The following week, Hans Graf, music director of the Houston Symphony, was back in a program of Russian music that proved he’s more than just a good Mozart conductor. This was an enjoyable if unmemorable concert of infrequently performed pieces. Tchaikovsky’s Shakespeare-inspired symphonic fantasia The Tempest is a characterful tone poem that lacks the inspired melodies and structural intricacy of the more justly famous Romeo and Juliet Fantasy-Overture but is still worth hearing (Graf had led the only other BSO performance). Shostakovich’s First Cello Concerto brought us the phenomenally gifted young German cellist Claudio Bohórquez (his parents are from Peru and Uruguay), who played spectacularly but except for the central cadenza didn’t seem quite inside this oddly unpleasant piece written for Mstislav Rostropovich. The audience called him back for an encore — a more satisfying solo Bach movement. After intermission came Tchaikovsky’s most appealing symphony, No. 2, the Little Russian, one of the very few pieces Stravinsky ever conducted that he hadn’t composed. Graf didn’t do anything wrong, but even after the live BSO performance, it’s Stravinsky’s more delicately nuanced, more rhythmically authoritative and articulate performance (with the LA Philharmonic!) that I keep hearing in my head.

Things picked up considerably this past week, with the return of Colin Davis — Sir Colin Davis — after an absence of 19 years. The former principal guest conductor of the BSO was so well liked here, he was invited to become music director — twice. He led two pieces by composers often associated with English conductors: Elgar and Haydn (few conductors have surpassed Sir Thomas Beecham in capturing both the wit and the profundity of "Papa" Haydn).

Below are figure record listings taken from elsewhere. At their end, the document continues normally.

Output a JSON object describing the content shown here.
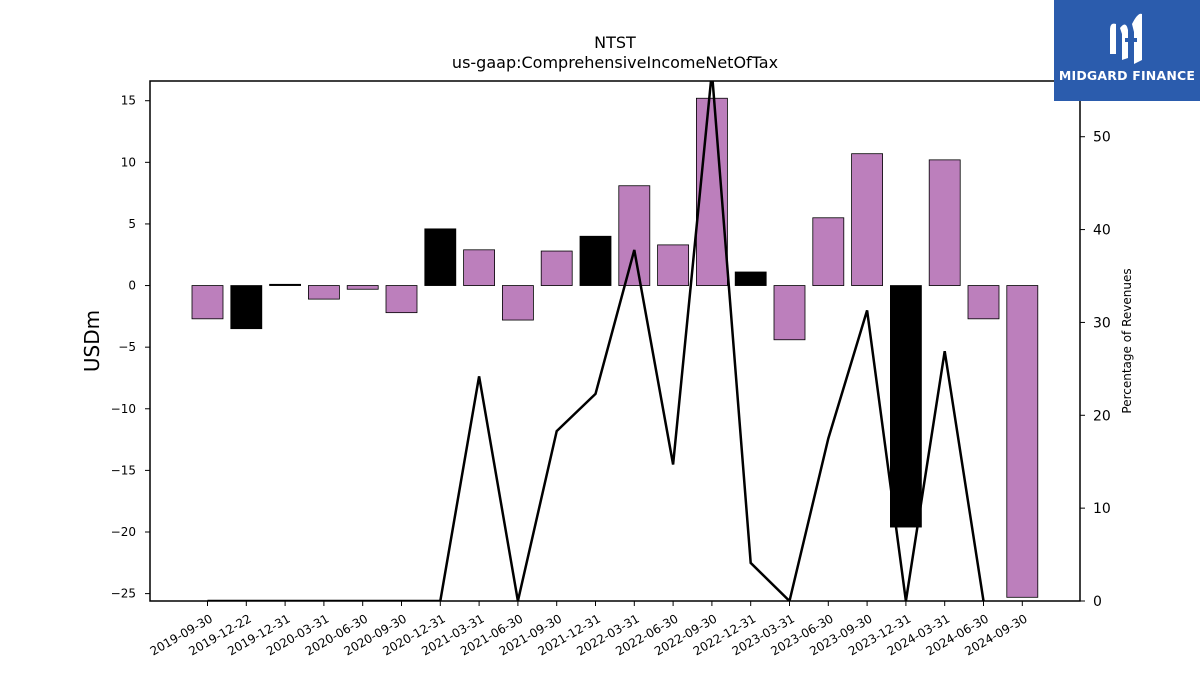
{
  "chart_data": {
    "type": "bar",
    "title": "NTST",
    "subtitle": "us-gaap:ComprehensiveIncomeNetOfTax",
    "ylabel": "USDm",
    "y2label": "Percentage of Revenues",
    "ylim": [
      -25.6,
      16.6
    ],
    "y2lim": [
      0,
      56
    ],
    "yticks": [
      -25,
      -20,
      -15,
      -10,
      -5,
      0,
      5,
      10,
      15
    ],
    "y2ticks": [
      0,
      10,
      20,
      30,
      40,
      50
    ],
    "categories": [
      "2019-09-30",
      "2019-12-22",
      "2019-12-31",
      "2020-03-31",
      "2020-06-30",
      "2020-09-30",
      "2020-12-31",
      "2021-03-31",
      "2021-06-30",
      "2021-09-30",
      "2021-12-31",
      "2022-03-31",
      "2022-06-30",
      "2022-09-30",
      "2022-12-31",
      "2023-03-31",
      "2023-06-30",
      "2023-09-30",
      "2023-12-31",
      "2024-03-31",
      "2024-06-30",
      "2024-09-30"
    ],
    "series": [
      {
        "kind": "bar",
        "values": [
          -2.7,
          -3.5,
          0.1,
          -1.1,
          -0.3,
          -2.2,
          4.6,
          2.9,
          -2.8,
          2.8,
          4.0,
          8.1,
          3.3,
          15.2,
          1.1,
          -4.4,
          5.5,
          10.7,
          -19.6,
          10.2,
          -2.7,
          -25.3
        ],
        "colors": [
          "#bc7fbc",
          "#000000",
          "#000000",
          "#bc7fbc",
          "#bc7fbc",
          "#bc7fbc",
          "#000000",
          "#bc7fbc",
          "#bc7fbc",
          "#bc7fbc",
          "#000000",
          "#bc7fbc",
          "#bc7fbc",
          "#bc7fbc",
          "#000000",
          "#bc7fbc",
          "#bc7fbc",
          "#bc7fbc",
          "#000000",
          "#bc7fbc",
          "#bc7fbc",
          "#bc7fbc"
        ]
      },
      {
        "kind": "line",
        "axis": "right",
        "color": "#000000",
        "values": [
          0,
          0,
          0,
          0,
          0,
          0,
          0,
          24.2,
          0,
          18.3,
          22.3,
          37.8,
          14.7,
          57.0,
          4.1,
          0,
          17.5,
          31.3,
          0,
          26.9,
          0,
          null
        ]
      }
    ],
    "legend": "none",
    "grid": false
  },
  "logo": {
    "text": "MIDGARD FINANCE",
    "bg_color": "#2b5cad"
  }
}
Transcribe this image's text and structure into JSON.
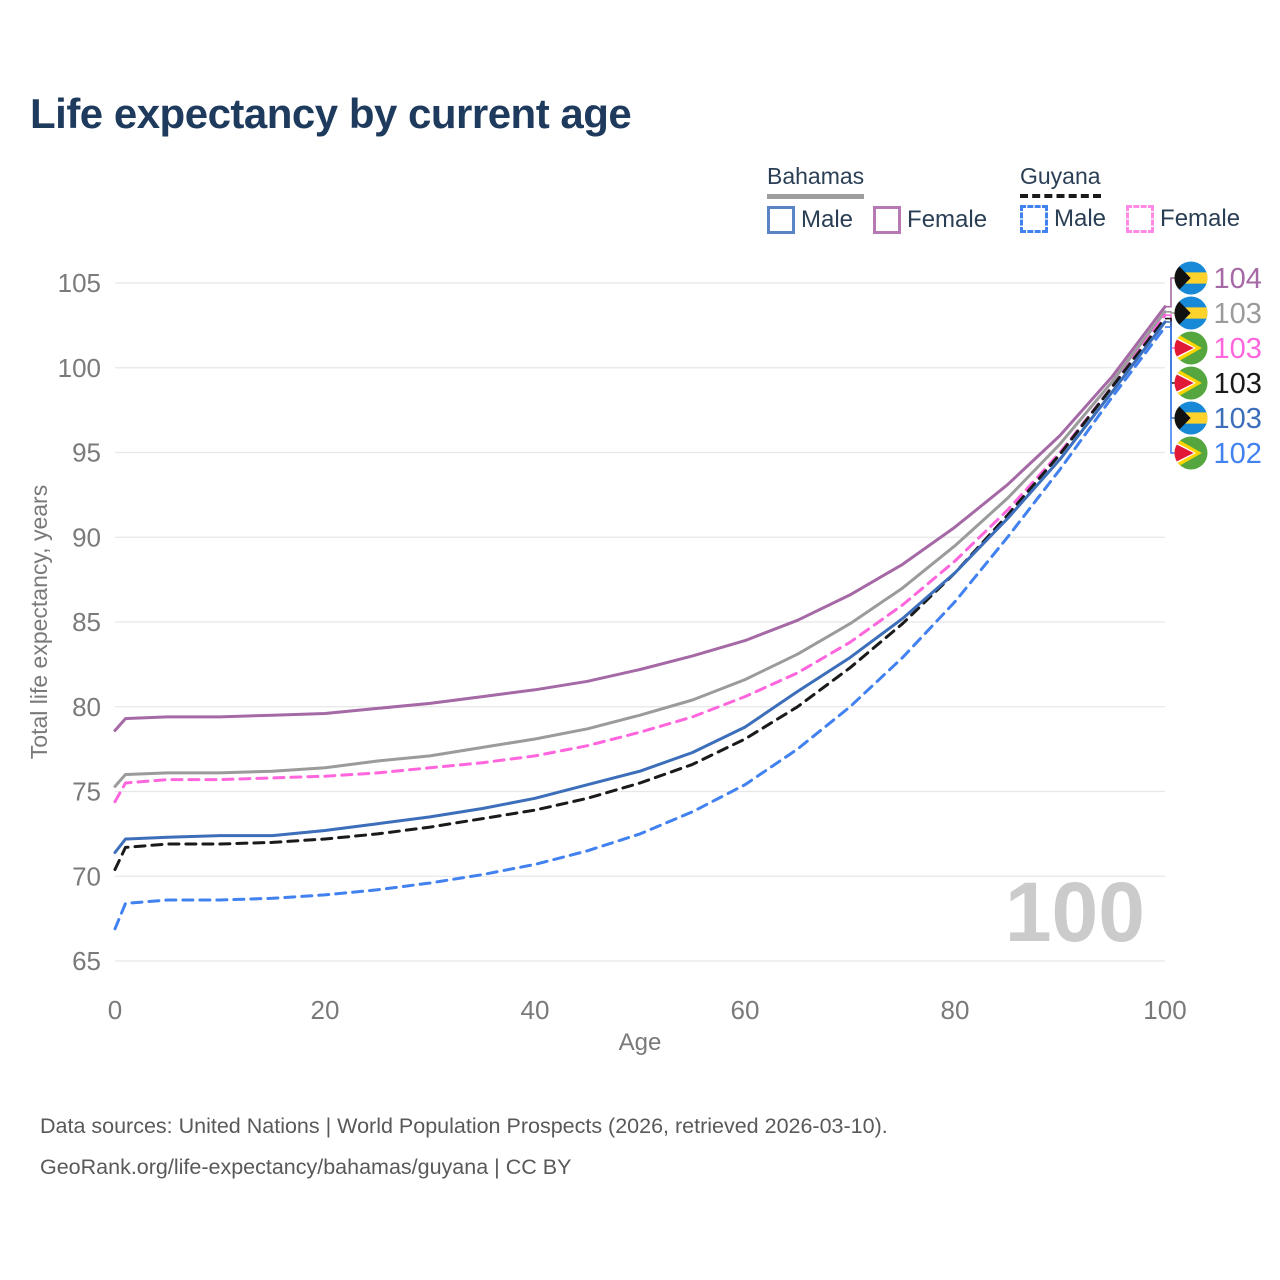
{
  "title": "Life expectancy by current age",
  "legend": {
    "groups": [
      {
        "country": "Bahamas",
        "underline_style": "solid",
        "underline_color": "#9e9e9e",
        "items": [
          {
            "label": "Male",
            "style": "solid",
            "color": "#3c6eba"
          },
          {
            "label": "Female",
            "style": "solid",
            "color": "#a569a5"
          }
        ]
      },
      {
        "country": "Guyana",
        "underline_style": "dashed",
        "underline_color": "#1a1a1a",
        "items": [
          {
            "label": "Male",
            "style": "dashed",
            "color": "#4181f0"
          },
          {
            "label": "Female",
            "style": "dashed",
            "color": "#ff66dd"
          }
        ]
      }
    ]
  },
  "watermark": "100",
  "source": {
    "line1": "Data sources: United Nations | World Population Prospects (2026, retrieved 2026-03-10).",
    "line2": "GeoRank.org/life-expectancy/bahamas/guyana | CC BY"
  },
  "chart_data": {
    "type": "line",
    "title": "Life expectancy by current age",
    "xlabel": "Age",
    "ylabel": "Total life expectancy, years",
    "xlim": [
      0,
      100
    ],
    "ylim": [
      65,
      105
    ],
    "x_ticks": [
      0,
      20,
      40,
      60,
      80,
      100
    ],
    "y_ticks": [
      65,
      70,
      75,
      80,
      85,
      90,
      95,
      100,
      105
    ],
    "grid": "horizontal-only",
    "legend_position": "top-right",
    "x": [
      0,
      1,
      5,
      10,
      15,
      20,
      25,
      30,
      35,
      40,
      45,
      50,
      55,
      60,
      65,
      70,
      75,
      80,
      85,
      90,
      95,
      100
    ],
    "series": [
      {
        "name": "Bahamas Female",
        "country": "Bahamas",
        "sex": "Female",
        "flag": "bahamas-flag-icon",
        "color": "#a569a5",
        "dash": false,
        "end_label": "104",
        "values": [
          78.6,
          79.3,
          79.4,
          79.4,
          79.5,
          79.6,
          79.9,
          80.2,
          80.6,
          81.0,
          81.5,
          82.2,
          83.0,
          83.9,
          85.1,
          86.6,
          88.4,
          90.6,
          93.1,
          96.0,
          99.5,
          103.6
        ]
      },
      {
        "name": "Bahamas",
        "country": "Bahamas",
        "sex": "Both",
        "flag": "bahamas-flag-icon",
        "color": "#9b9b9b",
        "dash": false,
        "end_label": "103",
        "values": [
          75.3,
          76.0,
          76.1,
          76.1,
          76.2,
          76.4,
          76.8,
          77.1,
          77.6,
          78.1,
          78.7,
          79.5,
          80.4,
          81.6,
          83.1,
          84.9,
          87.0,
          89.5,
          92.3,
          95.5,
          99.2,
          103.3
        ]
      },
      {
        "name": "Guyana Female",
        "country": "Guyana",
        "sex": "Female",
        "flag": "guyana-flag-icon",
        "color": "#ff66dd",
        "dash": true,
        "end_label": "103",
        "values": [
          74.4,
          75.5,
          75.7,
          75.7,
          75.8,
          75.9,
          76.1,
          76.4,
          76.7,
          77.1,
          77.7,
          78.5,
          79.4,
          80.6,
          82.0,
          83.8,
          86.0,
          88.6,
          91.6,
          95.0,
          98.9,
          103.1
        ]
      },
      {
        "name": "Guyana",
        "country": "Guyana",
        "sex": "Both",
        "flag": "guyana-flag-icon",
        "color": "#1a1a1a",
        "dash": true,
        "end_label": "103",
        "values": [
          70.4,
          71.7,
          71.9,
          71.9,
          72.0,
          72.2,
          72.5,
          72.9,
          73.4,
          73.9,
          74.6,
          75.5,
          76.6,
          78.1,
          80.0,
          82.3,
          84.9,
          87.9,
          91.3,
          94.9,
          98.9,
          102.9
        ]
      },
      {
        "name": "Bahamas Male",
        "country": "Bahamas",
        "sex": "Male",
        "flag": "bahamas-flag-icon",
        "color": "#3c6eba",
        "dash": false,
        "end_label": "103",
        "values": [
          71.4,
          72.2,
          72.3,
          72.4,
          72.4,
          72.7,
          73.1,
          73.5,
          74.0,
          74.6,
          75.4,
          76.2,
          77.3,
          78.8,
          80.9,
          82.9,
          85.2,
          87.9,
          91.1,
          94.6,
          98.6,
          102.7
        ]
      },
      {
        "name": "Guyana Male",
        "country": "Guyana",
        "sex": "Male",
        "flag": "guyana-flag-icon",
        "color": "#4181f0",
        "dash": true,
        "end_label": "102",
        "values": [
          66.9,
          68.4,
          68.6,
          68.6,
          68.7,
          68.9,
          69.2,
          69.6,
          70.1,
          70.7,
          71.5,
          72.5,
          73.8,
          75.4,
          77.5,
          80.0,
          82.9,
          86.2,
          90.0,
          94.0,
          98.3,
          102.4
        ]
      }
    ],
    "flag_colors": {
      "bahamas": {
        "aqua": "#1789d6",
        "gold": "#ffd32b",
        "black": "#111111"
      },
      "guyana": {
        "green": "#55a63e",
        "yellow": "#ffd500",
        "red": "#e11937",
        "white": "#ffffff"
      }
    },
    "grid_color": "#e7e7e7",
    "axis_text_color": "#7a7a7a"
  }
}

Sir Colin chose a relatively early Haydn symphony, No. 72 in D (the advanced numbering appears to derive from an early-20th-century misdating), a piece the BSO had never performed before. It begins as a "hunting" symphony, with exhilarating, fluttering horn calls from four horns — James Somerville, Daniel Katzen, Jay Wadenpfuhl, and Jonathan Menkis — playing in antiphonal pairs and leading the chase. The four brief movements, without much development, have more the feel of a divertimento than a full-fledged symphony. The most charming movement is probably the last: a series of lively variations based on a theme with a stealthy tread, the best of which is an extended solo for double bass (Edwin Barker at his best).

Elgar’s big Second Symphony (1911) has a little too much nobility and what Yeats called "heroic melancholy" (according to Michael Steinberg’s impassioned program note) for my taste. He’s been called "the English Mahler," though he seems more like an English Bruckner, more monolithic than mercurial. The most urgent readings of the score are Elgar’s own (he recorded it twice, in 1924 and 1927; both are on EMI’s historic Elgar Edition). Davis led us through the piece with intense conviction, and the orchestra played its collective heart out.